Modular sections ranging from 3m to 12m in length were combined with a hydraulic unit designed to give 1.5m of fine adjustment within the largest excavations. The high load capacity of the Super Mega brace allows clear spans in excess of 21m. Groundforce fabricated bespoke reverse jointing brackets to connect sections of the waling beam where the excavation widened to facilitate the new mechanical sector gates (lock gates).

All the props used in the Phase 2a excavation were 250 tonne capacity MP250s, the longer props employing 1.22m diameter ‘super tubes’ for added rigidity.

Phase 2b – the central section of the cut, also used the Super Mega brace with a mixture of MP150, MP250 and one MP500 (at 500 tonnes capacity, the largest prop of its kind currently available) to support the sides.

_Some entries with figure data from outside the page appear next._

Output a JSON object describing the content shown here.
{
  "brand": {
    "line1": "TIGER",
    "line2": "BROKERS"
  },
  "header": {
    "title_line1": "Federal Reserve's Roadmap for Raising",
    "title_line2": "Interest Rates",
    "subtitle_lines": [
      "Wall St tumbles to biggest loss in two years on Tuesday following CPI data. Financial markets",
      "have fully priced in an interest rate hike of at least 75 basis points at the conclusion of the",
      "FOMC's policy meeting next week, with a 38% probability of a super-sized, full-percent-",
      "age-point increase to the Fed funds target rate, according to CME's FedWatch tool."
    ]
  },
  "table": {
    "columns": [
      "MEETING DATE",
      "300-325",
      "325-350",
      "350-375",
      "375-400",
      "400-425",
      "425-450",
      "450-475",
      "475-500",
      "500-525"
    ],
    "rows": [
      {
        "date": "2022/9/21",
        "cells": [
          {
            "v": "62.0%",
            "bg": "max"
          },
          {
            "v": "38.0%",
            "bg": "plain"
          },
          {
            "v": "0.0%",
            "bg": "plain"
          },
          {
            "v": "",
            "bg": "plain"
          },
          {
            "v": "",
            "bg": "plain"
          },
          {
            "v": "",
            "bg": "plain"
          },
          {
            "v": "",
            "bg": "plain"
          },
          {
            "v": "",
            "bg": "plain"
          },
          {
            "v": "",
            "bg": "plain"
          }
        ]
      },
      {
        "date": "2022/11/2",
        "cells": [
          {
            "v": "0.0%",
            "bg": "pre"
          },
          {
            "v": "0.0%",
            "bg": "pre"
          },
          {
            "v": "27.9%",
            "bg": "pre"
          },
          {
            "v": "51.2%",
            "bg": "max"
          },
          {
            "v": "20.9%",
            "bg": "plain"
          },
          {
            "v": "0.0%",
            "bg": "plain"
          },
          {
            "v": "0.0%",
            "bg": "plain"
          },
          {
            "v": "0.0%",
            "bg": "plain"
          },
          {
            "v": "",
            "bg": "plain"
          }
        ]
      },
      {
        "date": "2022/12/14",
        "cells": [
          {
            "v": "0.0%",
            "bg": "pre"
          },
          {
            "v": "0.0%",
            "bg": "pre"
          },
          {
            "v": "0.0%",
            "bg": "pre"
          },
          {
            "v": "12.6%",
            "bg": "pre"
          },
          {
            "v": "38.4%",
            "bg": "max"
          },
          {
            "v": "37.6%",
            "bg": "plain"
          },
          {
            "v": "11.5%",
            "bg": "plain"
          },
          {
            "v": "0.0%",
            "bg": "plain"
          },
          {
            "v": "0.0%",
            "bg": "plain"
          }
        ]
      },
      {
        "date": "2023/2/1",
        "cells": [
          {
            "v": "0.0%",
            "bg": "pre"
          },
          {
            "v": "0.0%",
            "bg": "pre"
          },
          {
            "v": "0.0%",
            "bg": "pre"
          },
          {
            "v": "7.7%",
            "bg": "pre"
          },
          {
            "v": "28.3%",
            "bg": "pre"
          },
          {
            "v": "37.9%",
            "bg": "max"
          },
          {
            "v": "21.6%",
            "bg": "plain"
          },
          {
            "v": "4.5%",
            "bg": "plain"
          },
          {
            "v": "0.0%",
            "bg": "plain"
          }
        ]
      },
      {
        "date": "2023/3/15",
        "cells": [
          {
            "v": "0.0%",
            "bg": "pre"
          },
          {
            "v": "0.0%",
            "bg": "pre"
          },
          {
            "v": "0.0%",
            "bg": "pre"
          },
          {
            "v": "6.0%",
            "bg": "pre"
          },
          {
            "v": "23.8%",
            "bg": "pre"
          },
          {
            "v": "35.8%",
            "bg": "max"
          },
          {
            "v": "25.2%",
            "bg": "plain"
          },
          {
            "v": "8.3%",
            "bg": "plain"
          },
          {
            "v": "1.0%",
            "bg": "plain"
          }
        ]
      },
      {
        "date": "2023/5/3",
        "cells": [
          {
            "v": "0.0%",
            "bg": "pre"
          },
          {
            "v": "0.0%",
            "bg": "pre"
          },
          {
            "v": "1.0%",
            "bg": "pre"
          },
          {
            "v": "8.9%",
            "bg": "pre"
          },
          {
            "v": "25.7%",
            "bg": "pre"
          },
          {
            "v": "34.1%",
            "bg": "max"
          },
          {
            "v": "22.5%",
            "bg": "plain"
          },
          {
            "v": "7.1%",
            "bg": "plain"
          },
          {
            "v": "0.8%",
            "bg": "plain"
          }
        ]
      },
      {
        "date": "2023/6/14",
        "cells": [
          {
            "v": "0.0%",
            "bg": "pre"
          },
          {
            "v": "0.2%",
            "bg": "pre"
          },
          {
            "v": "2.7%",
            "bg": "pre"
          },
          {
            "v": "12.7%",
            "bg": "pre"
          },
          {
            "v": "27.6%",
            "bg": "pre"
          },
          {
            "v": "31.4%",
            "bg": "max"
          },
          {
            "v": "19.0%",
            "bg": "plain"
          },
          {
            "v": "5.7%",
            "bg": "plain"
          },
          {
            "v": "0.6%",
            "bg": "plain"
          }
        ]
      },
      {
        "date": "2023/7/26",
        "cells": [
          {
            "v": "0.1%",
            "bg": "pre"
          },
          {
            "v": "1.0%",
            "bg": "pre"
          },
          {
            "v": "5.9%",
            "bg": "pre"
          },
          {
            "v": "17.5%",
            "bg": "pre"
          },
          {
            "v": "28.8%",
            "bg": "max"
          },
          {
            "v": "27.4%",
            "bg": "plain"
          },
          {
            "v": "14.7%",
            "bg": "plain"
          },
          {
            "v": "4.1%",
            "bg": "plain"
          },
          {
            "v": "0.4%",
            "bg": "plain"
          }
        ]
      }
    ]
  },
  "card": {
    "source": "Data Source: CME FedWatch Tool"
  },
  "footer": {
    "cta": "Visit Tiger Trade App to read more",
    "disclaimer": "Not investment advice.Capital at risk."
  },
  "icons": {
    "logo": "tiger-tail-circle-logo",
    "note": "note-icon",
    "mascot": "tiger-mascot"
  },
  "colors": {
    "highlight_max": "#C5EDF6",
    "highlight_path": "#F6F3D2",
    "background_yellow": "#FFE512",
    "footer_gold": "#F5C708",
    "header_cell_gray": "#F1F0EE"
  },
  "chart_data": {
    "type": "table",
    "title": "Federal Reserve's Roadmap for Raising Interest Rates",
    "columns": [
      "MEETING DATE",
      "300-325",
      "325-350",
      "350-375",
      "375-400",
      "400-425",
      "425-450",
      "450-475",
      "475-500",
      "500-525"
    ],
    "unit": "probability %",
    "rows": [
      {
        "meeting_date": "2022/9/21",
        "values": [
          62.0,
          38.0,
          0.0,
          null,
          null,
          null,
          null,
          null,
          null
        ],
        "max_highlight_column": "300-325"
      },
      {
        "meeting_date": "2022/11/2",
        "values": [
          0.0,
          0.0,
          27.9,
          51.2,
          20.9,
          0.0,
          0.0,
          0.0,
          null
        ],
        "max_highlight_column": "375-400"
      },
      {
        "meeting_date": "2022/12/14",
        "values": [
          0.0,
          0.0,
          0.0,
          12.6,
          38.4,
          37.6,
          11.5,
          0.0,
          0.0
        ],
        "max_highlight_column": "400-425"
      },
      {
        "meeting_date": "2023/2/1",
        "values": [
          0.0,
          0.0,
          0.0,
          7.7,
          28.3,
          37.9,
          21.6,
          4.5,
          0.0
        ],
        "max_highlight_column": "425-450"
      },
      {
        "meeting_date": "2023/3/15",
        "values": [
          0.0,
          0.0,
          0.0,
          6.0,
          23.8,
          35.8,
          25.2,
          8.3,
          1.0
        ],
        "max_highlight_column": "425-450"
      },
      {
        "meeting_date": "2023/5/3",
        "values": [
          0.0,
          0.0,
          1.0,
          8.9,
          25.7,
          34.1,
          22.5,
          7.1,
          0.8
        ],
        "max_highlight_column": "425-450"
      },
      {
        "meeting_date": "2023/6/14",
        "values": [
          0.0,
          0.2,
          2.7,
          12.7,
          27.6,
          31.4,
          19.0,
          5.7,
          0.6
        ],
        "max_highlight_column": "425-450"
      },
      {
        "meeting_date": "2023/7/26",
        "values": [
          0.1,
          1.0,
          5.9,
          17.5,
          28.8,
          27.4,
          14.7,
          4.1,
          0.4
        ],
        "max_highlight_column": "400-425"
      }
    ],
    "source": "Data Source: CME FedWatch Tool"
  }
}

“Using more hydraulic props, in conjunction with a smaller brace, could have provided a rigid enough structure to support the excavation”, says Whitmore  “but that was not an ideal solution. The Super Mega brace needs fewer props and we needed to keep the prop spacing as wide as possible to provide space for VolkerStevin to work in the excavation,” he explains.

“As the sheet piles need to be propped all the time. We removed props due to load changes as the concrete works progressed. The smaller MP250s in Phase 2b were swapped for an MP150 once the upper level of 2a was removed,” he adds.

Dividing the excavation into three phases complicated the temporary works, which required temporary sheet piled partitions to separate the three excavations. However, the biggest challenge was the landward pressure of the rising and falling tides.

“As the water level rises, the loadings increase along the line of piles as water soaks through the sand and gravel,” explains VolkerStevin’s Patrick Leahy; “The sea pushes the frame inland.”

Consulting geotechnical design engineer Tony Gee & Partners calculated the loadings and provided Groundforce with the specification.

While Groundforce routinely provides a design service as part of the hire contract, on this project it was required to undertake its own temporary works design under separate contracts.

Consequently, Groundforce signed three separate short-form NEC design subcontracts, one for each phase of the works, in addition to its main £600,000 hire contract.

Work on the navigation channel began in spring 2017, with the first hydraulic supports delivered in September.

The base of the navigation channel comprised mass concrete, to a depth of almost (0.5m), with a reinforced concrete base slab (1.8m) and retaining walls above. Reinforcement was complicated around the sector and mitre gates, the corners of the base are chamfered, which also required a lot of space beneath the props. Once the base was in, however, the lower frame could be removed.

The VSBW joint venture is due to complete all the marine civil engineering work by the end of 2018.